Du 13 Mars au 10 Mai 2014
Trente ans après leur présentation à la galerie Texbraun sous le titre De l’angoisse à l’extase, lors du mois de la photo 1984, la galerie baudoin lebon ressort au grand jour un ensemble de 47 planches provenant du service photographique de la Salpêtrière et représentant les symptômes physiques de l’hystérie.
Document du service de la Salpêtrière, 1893, Albert LONDE
Les progrès techniques de la photographie sont rapidement mis au service de la médecine : des images successives rendent compte, à la manière de Muybridge, de la déformation progressive des membres et des visages et l’instantanéité permet de capter au plus près la tension du corps au paroxysme de la crise.
Document du service de la Salpêtrière, 1893, Albert LONDE
Mais la force de ces clichés se révèle à travers leur nombre, qui témoigne de la théâtralité avec laquelle les patients, dociles, sont « invités » à prendre la pose. Dans un décor élaboré à cet effet, le professeur Charcot provoque véritablement la crise d’hystérie pour les besoins de la prise de vue. Cette mise en scène méticuleuse attribue-t-elle pour autant une dimension artistique à ces images d’étude ?
Document du service de la Salpêtrière, 1895, Albert LONDE
La représentation de l’étrangeté humaine, dans ses divers aspects, se renouvelle aujourd’hui à travers la photographie artistique contemporaine. Nous exposerons donc, pour l’occasion, des œuvres de Joel-Peter Witkin et de Roger Ballen et Les Krims qui, à tort ou à raison, nous semblent faire écho aux planches de la Salpêtrière, d’un point de vue plastique d’abord, mais aussi par l’intense présence des personnes photographiées.
Document du service de la Salpêtrière, 1893, Albert LONDE
Les planches du Dr. Charcot à la Salpêtrière Dès 1869, les médecins et chercheurs de la Salpêtrière ont recourt à la photographie pour illustrer leurs recherches. Conscient des possibilités offertes par ce procédé, l’hôpital crée le Service photographique de
la Salpêtrière en 1882, sous la direction du photographe Albert Londe. Les épreuves originales présentées dans cette exposition proviennent du fonds constitué par ce service. Certaines ont été publiées dans la Nouvelle Iconographie photographique de la Salpêtrière.
(1888-1918), fondée par Paul Richer, connu pour ses dessins médicaux, Gilles de la Tourette et Albert Londe, et dirigé par Jean-Martin Charcot.
Cette revue fait suite à l’Iconographie photographique de la Salpêtrière (1875-1879) et à la Revue photographique des Hôpitaux de Paris(1869-1872).
Document du service de la Salpêtrière, 1892, Albert LONDE
Document du service de la Salpêtrière, 1892, Albert LONDE
La photographie connaît un vif succès dans le milieu hospitalier car, mieux que les gravures ou les dessins, elle garantit des représentations véridiques et facilite l’élaboration des diagnostics. Dans l’étude de certaines affections nerveuses, telles l’épilepsie, l’hystéro-épilepsie, la grande hystérie, où l’on rencontre des attitudes, des états essentiellement passagers, la photographie s’impose pour garder l’image exacte de ces phénomènes trop peu durables pour être analysés par l’observation directe. (Albert Londe, La photographie médicale. Application aux sciences médicales et physio-logiques, 1893).
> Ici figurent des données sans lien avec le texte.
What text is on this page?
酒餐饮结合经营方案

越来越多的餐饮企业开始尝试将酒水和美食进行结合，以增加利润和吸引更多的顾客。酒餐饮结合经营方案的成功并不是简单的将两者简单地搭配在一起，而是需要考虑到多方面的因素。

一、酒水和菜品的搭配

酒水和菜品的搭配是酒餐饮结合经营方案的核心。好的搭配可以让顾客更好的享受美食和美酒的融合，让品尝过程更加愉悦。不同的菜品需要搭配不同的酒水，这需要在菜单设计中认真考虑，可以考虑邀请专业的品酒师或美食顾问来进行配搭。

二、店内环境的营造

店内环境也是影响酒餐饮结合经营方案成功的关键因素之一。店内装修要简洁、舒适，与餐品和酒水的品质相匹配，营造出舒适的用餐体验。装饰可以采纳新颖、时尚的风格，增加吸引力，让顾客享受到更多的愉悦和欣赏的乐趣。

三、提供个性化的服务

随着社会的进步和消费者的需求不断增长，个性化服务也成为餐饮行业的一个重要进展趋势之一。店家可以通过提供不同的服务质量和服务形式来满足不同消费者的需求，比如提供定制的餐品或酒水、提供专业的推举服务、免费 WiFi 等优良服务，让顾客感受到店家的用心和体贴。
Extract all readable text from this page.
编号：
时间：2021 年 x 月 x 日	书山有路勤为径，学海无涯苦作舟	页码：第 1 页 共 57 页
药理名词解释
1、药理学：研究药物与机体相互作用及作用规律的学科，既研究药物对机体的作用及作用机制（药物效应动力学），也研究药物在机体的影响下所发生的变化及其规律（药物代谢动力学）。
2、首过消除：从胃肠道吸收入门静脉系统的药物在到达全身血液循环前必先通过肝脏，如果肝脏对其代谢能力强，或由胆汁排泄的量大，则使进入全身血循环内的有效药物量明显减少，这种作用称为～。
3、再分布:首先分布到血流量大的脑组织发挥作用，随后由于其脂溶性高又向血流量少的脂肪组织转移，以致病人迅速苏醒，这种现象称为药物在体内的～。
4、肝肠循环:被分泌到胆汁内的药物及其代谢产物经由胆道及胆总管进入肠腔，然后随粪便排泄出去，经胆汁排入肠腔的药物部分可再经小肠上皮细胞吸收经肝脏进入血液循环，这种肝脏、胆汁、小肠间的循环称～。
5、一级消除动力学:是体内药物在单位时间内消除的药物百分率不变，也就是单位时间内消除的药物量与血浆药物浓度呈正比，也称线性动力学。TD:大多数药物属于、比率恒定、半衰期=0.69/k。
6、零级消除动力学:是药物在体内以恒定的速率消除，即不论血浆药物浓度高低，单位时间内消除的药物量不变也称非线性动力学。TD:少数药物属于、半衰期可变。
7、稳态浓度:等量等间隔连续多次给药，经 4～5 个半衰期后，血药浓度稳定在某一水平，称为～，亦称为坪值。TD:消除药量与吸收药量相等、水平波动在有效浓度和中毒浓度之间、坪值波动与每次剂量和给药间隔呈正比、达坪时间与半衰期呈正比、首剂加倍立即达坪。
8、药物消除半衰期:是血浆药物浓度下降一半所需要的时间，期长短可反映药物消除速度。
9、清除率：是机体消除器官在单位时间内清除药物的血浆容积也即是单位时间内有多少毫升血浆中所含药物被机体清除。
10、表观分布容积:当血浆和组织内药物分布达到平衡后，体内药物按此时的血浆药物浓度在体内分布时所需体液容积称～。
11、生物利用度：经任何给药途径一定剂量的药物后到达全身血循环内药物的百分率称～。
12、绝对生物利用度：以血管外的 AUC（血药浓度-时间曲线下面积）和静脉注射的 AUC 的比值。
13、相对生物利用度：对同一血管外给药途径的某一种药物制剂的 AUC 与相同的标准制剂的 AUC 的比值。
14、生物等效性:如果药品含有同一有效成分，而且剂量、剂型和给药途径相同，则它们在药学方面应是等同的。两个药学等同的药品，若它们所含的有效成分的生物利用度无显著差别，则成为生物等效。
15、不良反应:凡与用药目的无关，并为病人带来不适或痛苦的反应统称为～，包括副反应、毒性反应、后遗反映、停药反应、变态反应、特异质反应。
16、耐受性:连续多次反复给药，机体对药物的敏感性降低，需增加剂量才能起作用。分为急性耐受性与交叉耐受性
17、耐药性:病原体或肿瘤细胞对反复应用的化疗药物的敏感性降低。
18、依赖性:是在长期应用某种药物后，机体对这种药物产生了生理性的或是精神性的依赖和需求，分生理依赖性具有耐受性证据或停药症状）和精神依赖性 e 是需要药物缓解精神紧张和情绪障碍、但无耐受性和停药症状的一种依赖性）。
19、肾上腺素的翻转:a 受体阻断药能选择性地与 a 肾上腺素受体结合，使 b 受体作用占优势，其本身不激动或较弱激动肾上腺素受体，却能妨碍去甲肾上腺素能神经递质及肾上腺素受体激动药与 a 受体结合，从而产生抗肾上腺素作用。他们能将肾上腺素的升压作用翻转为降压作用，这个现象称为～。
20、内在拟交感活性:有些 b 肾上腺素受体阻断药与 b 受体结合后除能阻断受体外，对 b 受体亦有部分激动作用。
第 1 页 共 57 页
Document du service de la Salpêtrière, 1895, Albert LONDE
La pratique de Charcot suscite très vite l’incompréhension. Déjà à l’époque, ses célèbres leçons du mardi sont taxées d’ « exhibitions théâtrales » (propos par relayés par Henri Meige dans son Charcot artiste, 1893). Aujourd’hui aussi, certains parlent de « spectacle » (George Didi-Huberman, Invention de l’hystérie. Charcot et l’Iconographie photographique de la Salpêtrière, 1982). Freud, qui a assisté à ces leçons et les a traduites en allemand, ne semble pas avoir été choqué par les pratiques en vigueur à la Salpêtrière.
Il ne s’agit pas ici de prendre parti, pour ou contre Charcot. Mais la présentation de ces planches et leur histoire soulève inévitablement des questions artistiques, scientifiques, philosophiques...
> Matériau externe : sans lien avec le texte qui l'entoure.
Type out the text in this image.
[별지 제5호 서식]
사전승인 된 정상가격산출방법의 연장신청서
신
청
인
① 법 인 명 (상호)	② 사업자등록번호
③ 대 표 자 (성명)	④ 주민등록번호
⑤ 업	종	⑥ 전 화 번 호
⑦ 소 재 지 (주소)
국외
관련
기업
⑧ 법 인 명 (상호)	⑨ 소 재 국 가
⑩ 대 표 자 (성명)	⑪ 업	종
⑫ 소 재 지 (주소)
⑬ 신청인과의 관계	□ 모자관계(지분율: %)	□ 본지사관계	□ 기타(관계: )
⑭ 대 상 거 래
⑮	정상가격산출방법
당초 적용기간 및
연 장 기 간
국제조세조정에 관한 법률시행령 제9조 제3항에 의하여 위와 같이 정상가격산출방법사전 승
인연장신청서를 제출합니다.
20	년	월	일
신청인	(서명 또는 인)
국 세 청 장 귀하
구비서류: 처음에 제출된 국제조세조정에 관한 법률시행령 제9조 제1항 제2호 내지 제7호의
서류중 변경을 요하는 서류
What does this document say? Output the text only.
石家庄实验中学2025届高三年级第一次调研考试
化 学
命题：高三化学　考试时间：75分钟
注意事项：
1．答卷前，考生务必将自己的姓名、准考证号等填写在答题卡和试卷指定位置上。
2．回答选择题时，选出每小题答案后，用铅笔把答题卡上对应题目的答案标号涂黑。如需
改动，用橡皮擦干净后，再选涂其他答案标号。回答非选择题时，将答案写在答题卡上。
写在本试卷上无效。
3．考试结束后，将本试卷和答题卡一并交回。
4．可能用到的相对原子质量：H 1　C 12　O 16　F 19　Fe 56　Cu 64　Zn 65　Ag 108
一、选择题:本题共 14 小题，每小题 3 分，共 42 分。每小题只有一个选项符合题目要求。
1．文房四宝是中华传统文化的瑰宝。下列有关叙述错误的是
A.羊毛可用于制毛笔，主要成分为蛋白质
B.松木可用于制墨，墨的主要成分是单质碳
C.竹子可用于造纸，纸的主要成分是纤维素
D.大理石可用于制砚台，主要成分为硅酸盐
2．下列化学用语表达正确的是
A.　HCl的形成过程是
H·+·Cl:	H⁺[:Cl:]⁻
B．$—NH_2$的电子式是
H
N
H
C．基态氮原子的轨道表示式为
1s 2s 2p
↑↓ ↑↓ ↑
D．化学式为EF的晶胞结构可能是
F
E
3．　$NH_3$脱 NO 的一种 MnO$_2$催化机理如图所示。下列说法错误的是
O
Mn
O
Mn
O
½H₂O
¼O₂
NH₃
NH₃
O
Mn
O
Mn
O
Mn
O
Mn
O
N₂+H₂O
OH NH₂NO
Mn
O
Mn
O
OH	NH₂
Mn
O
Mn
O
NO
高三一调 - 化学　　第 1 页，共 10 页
Document du service de la Salpêtrière, 1899, Albert LONDE
Charcot fabrique, au sens le plus fort de ce verbe, l’hystérie, pour en maîtriser les symptômes. D’où l’arsenal technologique de la Salpêtrière, photographies comprises : l’hystérie peut enfin se voir, se sérier, se lire. Telle cette « attaque d’hystérie chez l’homme » datée de 1885 qui nous montre un véritable abécédaire anthropomorphe. Ces corps, rebelles en apparence, peuvent devenir des machines dociles sous l’effet de la voix du maître, voix qui fait marcher au doigt et à l’œil, parfois même à la baguette.
On passe ainsi de l’absence sauvage de la crise à une absence domestiquée, celle de l’hypnose. Mais le plus fort, c’est que la crise elle-même devient un moment maîtrisable et ce, grâce à l’atelier photographique de la Salpêtrière : on y amène en effet le patient pour fixer ces symptômes, à la façon dont, de nos jours, un patient hospitalisé va se faire radiographier. Ainsi il était possible de provoquer un état cataleptique par un coup de gong imprévu, tandis que le photographe réglait sa chambre pour un supposé portrait.
(Claude Léger, « De l’hystérie » in : De l’angoisse à l’extase, Galerie Texbraun, 1984)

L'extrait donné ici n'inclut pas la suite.